Matthew 6:25-34
Fear, anxiety, and worry take up enormous amounts of mental energy. We can feel it in our body, and it impacts our everyday lives. On a scale, it can be petty and trivial or paralyzing and tragic. Either way, anxiety is something everyone deals with on some level because it’s part of the human condition. We’re regularly consumed with the things that concern us.
Over the years, I’ve come to the conviction that anxiety, fear, and worry do three things in our hearts, often unconsciously.
First, worry maximizes and multiplies the problems of our lives.
Second, it minimizes the power, presence, and provision of the Father.
Third, it convinces us that we are practically on our own to manage our lives in our own wisdom and strength. Perhaps God is in control of my life but he doesn’t care. Perhaps he cares but is not in control. Either way, I’m on my own.
Or so the voice of worry says.
Into this world of our anxiety, Jesus speaks two words that initially may seem dismissive or even rude to some. First, he commands our hearts three times, “do not be anxious.” Don’t hear a disgusted and dismissive voice saying, “c’mon, don’t be anxious!” Rather, hear a caring, inviting, and yet gently challenging voice that says, “I know you, and I know your heart. I know your life and the burdens you carry. I care for you and about you. The Father and I know exactly, precisely, clearly, what makes your heart anxious and I’m reminding you that there is absolutely no reason to be.”
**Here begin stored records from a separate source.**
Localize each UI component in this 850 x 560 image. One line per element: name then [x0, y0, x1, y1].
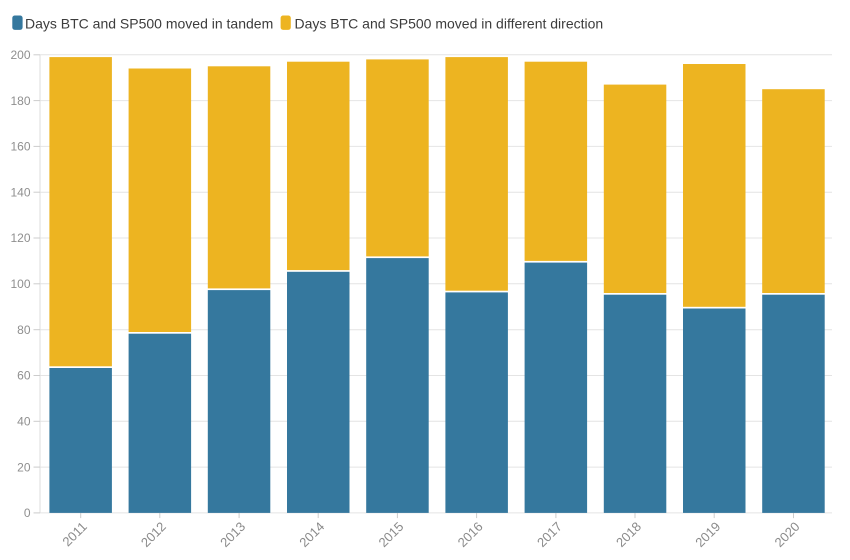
svg-text:160: 160 [10, 140, 30, 154]
svg-text:200: 200 [10, 48, 30, 62]
svg-text:180: 180 [10, 94, 30, 108]
svg-text:Days BTC and SP500 moved in ta: Days BTC and SP500 moved in tandem [25, 16, 273, 32]
svg-text:60: 60 [17, 369, 31, 383]
svg-text:100: 100 [10, 277, 30, 291]
svg-text:20: 20 [17, 460, 31, 474]
svg-text:120: 120 [10, 231, 30, 245]
svg-text:40: 40 [17, 415, 31, 429]
svg-text:Days BTC and SP500 moved in di: Days BTC and SP500 moved in different di… [295, 16, 604, 32]
svg-text:0: 0 [24, 506, 31, 520]
svg-text:140: 140 [10, 185, 30, 199]
svg-text:80: 80 [17, 323, 31, 337]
Next, he calls his disciples “you of little faith.” Again, it’s tempting to hear sarcasm and shame in Jesus’ voice, mocking his own for their weak faith. However, Jesus is actually giving them an explanation and an invitation. The explanation is simply this- their hearts don’t yet know the Father the way they should and soon will; the invitation is this- for them to get to know the Father so that their hearts and ours can rest.
Jesus, who came to reveal the Father (John 1:18) wants us to consider three things to deal with our worry and fear:
First, consider how the Father cares for creation. If he cares for birds and beautifies fields with grass and flowers, he cares even more for you. Perhaps today Jesus would encourage you to sit on a park bench and listen to the sermon that the songbirds are singing to you about the Father’s care for them.
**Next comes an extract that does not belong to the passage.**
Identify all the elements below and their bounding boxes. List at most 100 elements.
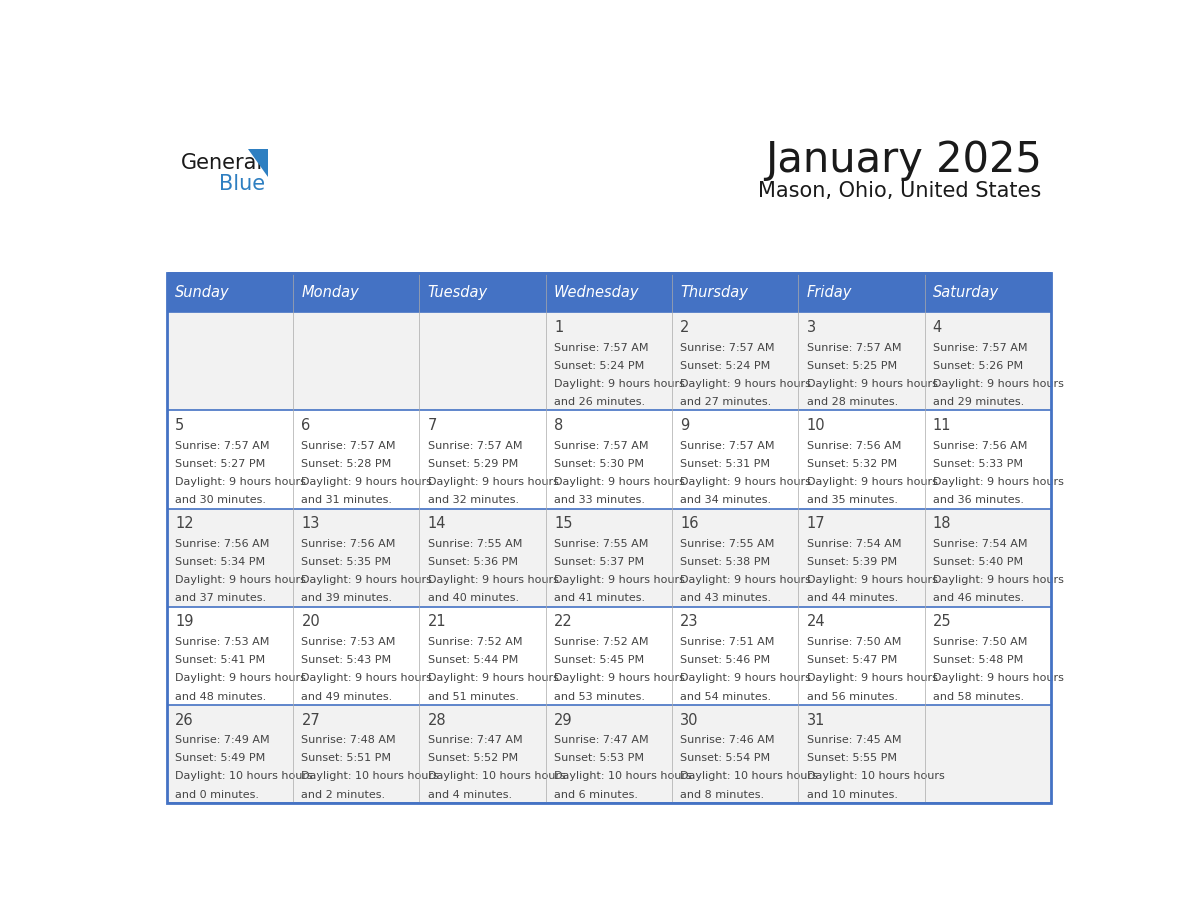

Second, consider the Father’s wise control over all things. One author has said that worry is like a rocking chair, it doesn’t get us anywhere but it gives us something to do. We should reflect on our inability to control our world around us and then rely on the Father’s infinite wisdom and power to govern all things according to his perfect plan.
Third, consider the goodness of the Father’s provision. Jesus says it is the Father’s delight, joy, and “good pleasure” to give his people the kingdom. An aspect of the kingdom is that God restores what is broken in our lives and one of the things this kingdom restores to our hearts is a robust view of the radically generous heart of the Father.
John Prine is one of my favorite songwriters. In one of his songs, “A Crooked Piece of Time,” the lyrics begin with “Things got rough, things got tough, things got harder than hard.”
Fear says,
“things will get tough, things will get rough, things will get harder than hard….and I will be alone to deal with it.”
Faith says,
“Things might get rough, things might get tough, things might get harder than hard………but my Father is in control, and he cares infinitely for me.”
He who did not spare his own Son but gave him up for us all, how will he not also with him graciously give us all things?